Nur wenige entscheiden, was reinkommt

In dieser Hinsicht hat das basisdemokratisch-romantische Bild des freien, von jedem mitgestaltbaren Wissens tiefe Risse erhalten. In der Wikipedia lässt sich beobachten, wie „herrschaftsfreie Diskurse“ von selbst zu Machtstrukturen führen, die in Oligarchie (die Herrschaft von Wenigen) münden. Für Soziologen ist die Autorengemeinschaft darum längst zum Forschungsobjekt geworden: Das soziale System produziert Über- und Untergeordnete, „Meinungsmacher“ und „Outlaws“ (Ausgeschlossene), sogar standardisierte „Störenfriede“. Über den Gehalt eines Artikels entscheiden letztlich vergleichsweise wenige Wikipedia-Autoren – diejenigen, die sich z. B. aufgrund ihrer intensiven Beteiligung eine starke Stellung erarbeitet haben.

Die Mehrheit denkt linksliberal

Eine besondere Rolle kommt dabei den ca. 300 Administratoren zu – von den Wikipedia-Autoren gewählte Freiwillige, die für die Einhaltung der Regeln sorgen. Sie entscheiden im Konfliktfall über Artikel- und Autorensperrungen und darum mittelbar über das, was hinterher in einem Beitrag zu lesen ist. „Wiki-Watch“ fand in einer (allerdings nicht repräsentativen) Umfrage heraus, dass die Mehrheit der Administratoren männlich ist und linksliberal denkt. Und auch wenn der einzelne Administrator mit seiner Einzelfallentscheidung in der Masse verschwindet, lässt sich statistisch dennoch eine „mentale Richtung“ ablesen.

Im Pool des freien Wissens darf daher die christliche Stimme nicht fehlen. Die Wikipedia ist wie ein antiker Marktplatz (vgl. Apostelgeschichte 17,16ff.). Viele Perspektiven der Wirklichkeit kommen hier zur Sprache. Wenn das Wissen der Christenheit hier nicht eingebracht wird, läuft sie Gefahr, in der Informationsgesellschaft unterzugehen! Wir werden dann schlicht nicht mehr zur Kenntnis genommen, geschweige denn in unseren Anliegen verstanden. Es sind aber nach wie vor nur wenige Christen als Autoren in der Wikipedia aktiv.

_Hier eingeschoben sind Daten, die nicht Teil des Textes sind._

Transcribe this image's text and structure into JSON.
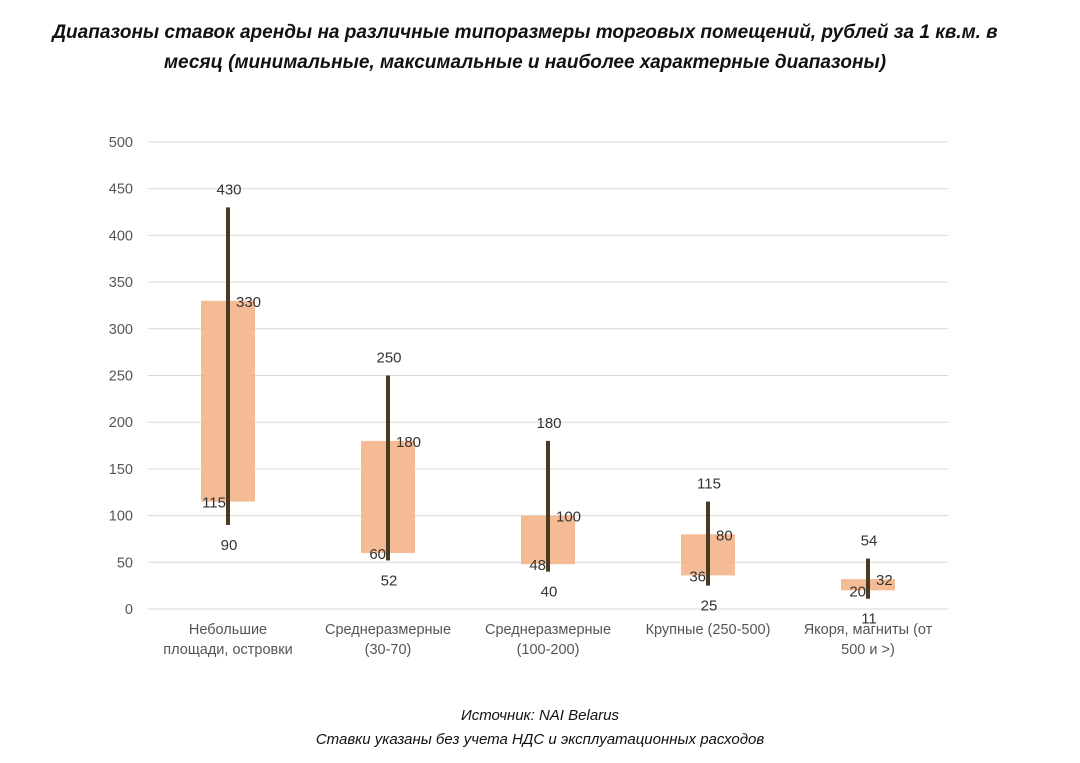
{
  "title": "Диапазоны ставок аренды на различные типоразмеры торговых помещений, рублей за 1 кв.м. в месяц (минимальные, максимальные и наиболее характерные диапазоны)",
  "footer": {
    "source": "Источник: NAI Belarus",
    "note": "Ставки указаны без учета НДС и эксплуатационных расходов"
  },
  "colors": {
    "range_line": "#4a3a22",
    "typical_box": "#f4b48a",
    "grid": "#d9d9d9",
    "axis_text": "#555555"
  },
  "chart_data": {
    "type": "range",
    "title": "Диапазоны ставок аренды на различные типоразмеры торговых помещений, рублей за 1 кв.м. в месяц (минимальные, максимальные и наиболее характерные диапазоны)",
    "xlabel": "",
    "ylabel": "",
    "ylim": [
      0,
      500
    ],
    "yticks": [
      0,
      50,
      100,
      150,
      200,
      250,
      300,
      350,
      400,
      450,
      500
    ],
    "grid": true,
    "categories": [
      [
        "Небольшие",
        "площади, островки"
      ],
      [
        "Среднеразмерные",
        "(30-70)"
      ],
      [
        "Среднеразмерные",
        "(100-200)"
      ],
      [
        "Крупные (250-500)"
      ],
      [
        "Якоря, магниты (от",
        "500 и >)"
      ]
    ],
    "series": [
      {
        "name": "min",
        "values": [
          90,
          52,
          40,
          25,
          11
        ]
      },
      {
        "name": "max",
        "values": [
          430,
          250,
          180,
          115,
          54
        ]
      },
      {
        "name": "typical_low",
        "values": [
          115,
          60,
          48,
          36,
          20
        ]
      },
      {
        "name": "typical_high",
        "values": [
          330,
          180,
          100,
          80,
          32
        ]
      }
    ]
  }
}
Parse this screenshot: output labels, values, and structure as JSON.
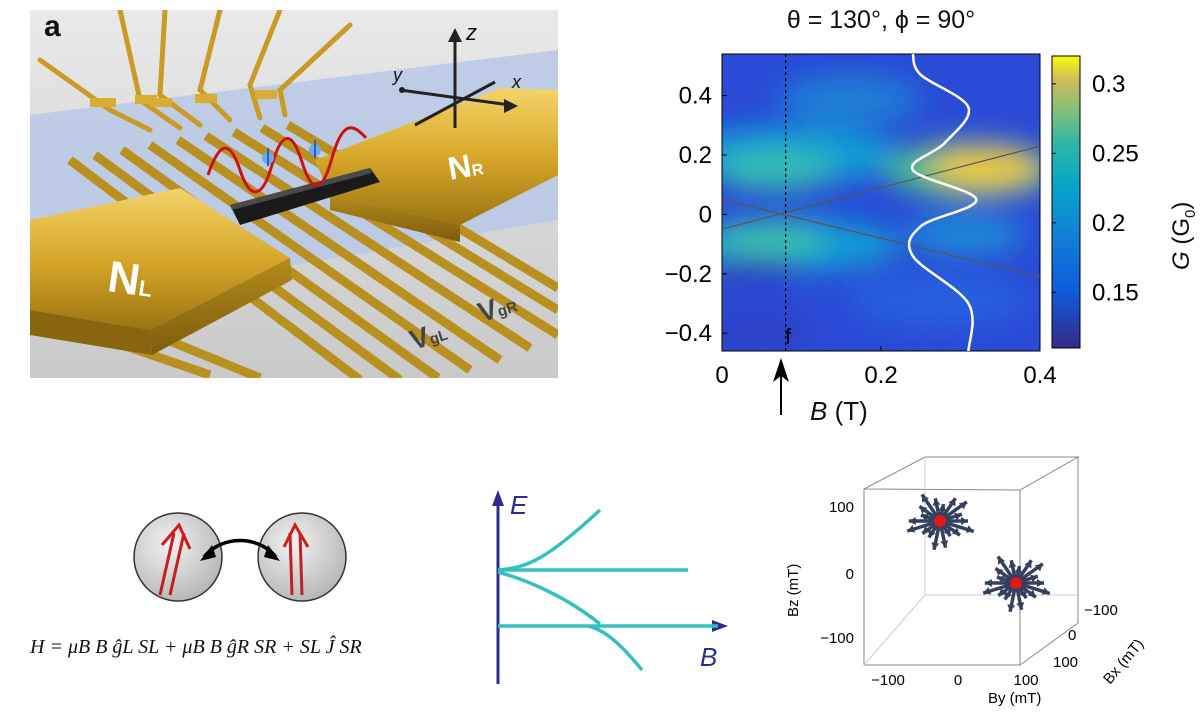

… und wo sind die Christen, die mitschreiben?

Besonders Christen mit wissenschaftlichen Kompetenzen (aber nicht nur sie) können und sollten hier einen wichtigen Dienst für unsere Gesellschaft leisten, indem sie sich als (kostenfreie) Benutzer anmelden und an der Bearbeitung von Artikeln mitwirken. Sie könnten beispielweise die Ergebnisse von Fachliteratur mit christlichem Standpunkt einbringen, Fehler korrigieren und negative Wertungen (die sich etwa im evangelikalen Kontext immer wieder finden) zur Neutralität hin verändern. Auch in der Sozialgemeinschaft der Wikipedianer sollte man uns Christen erkennen als das, was wir sind: besonnene Nachfolger Jesu, angetrieben von seiner Liebe."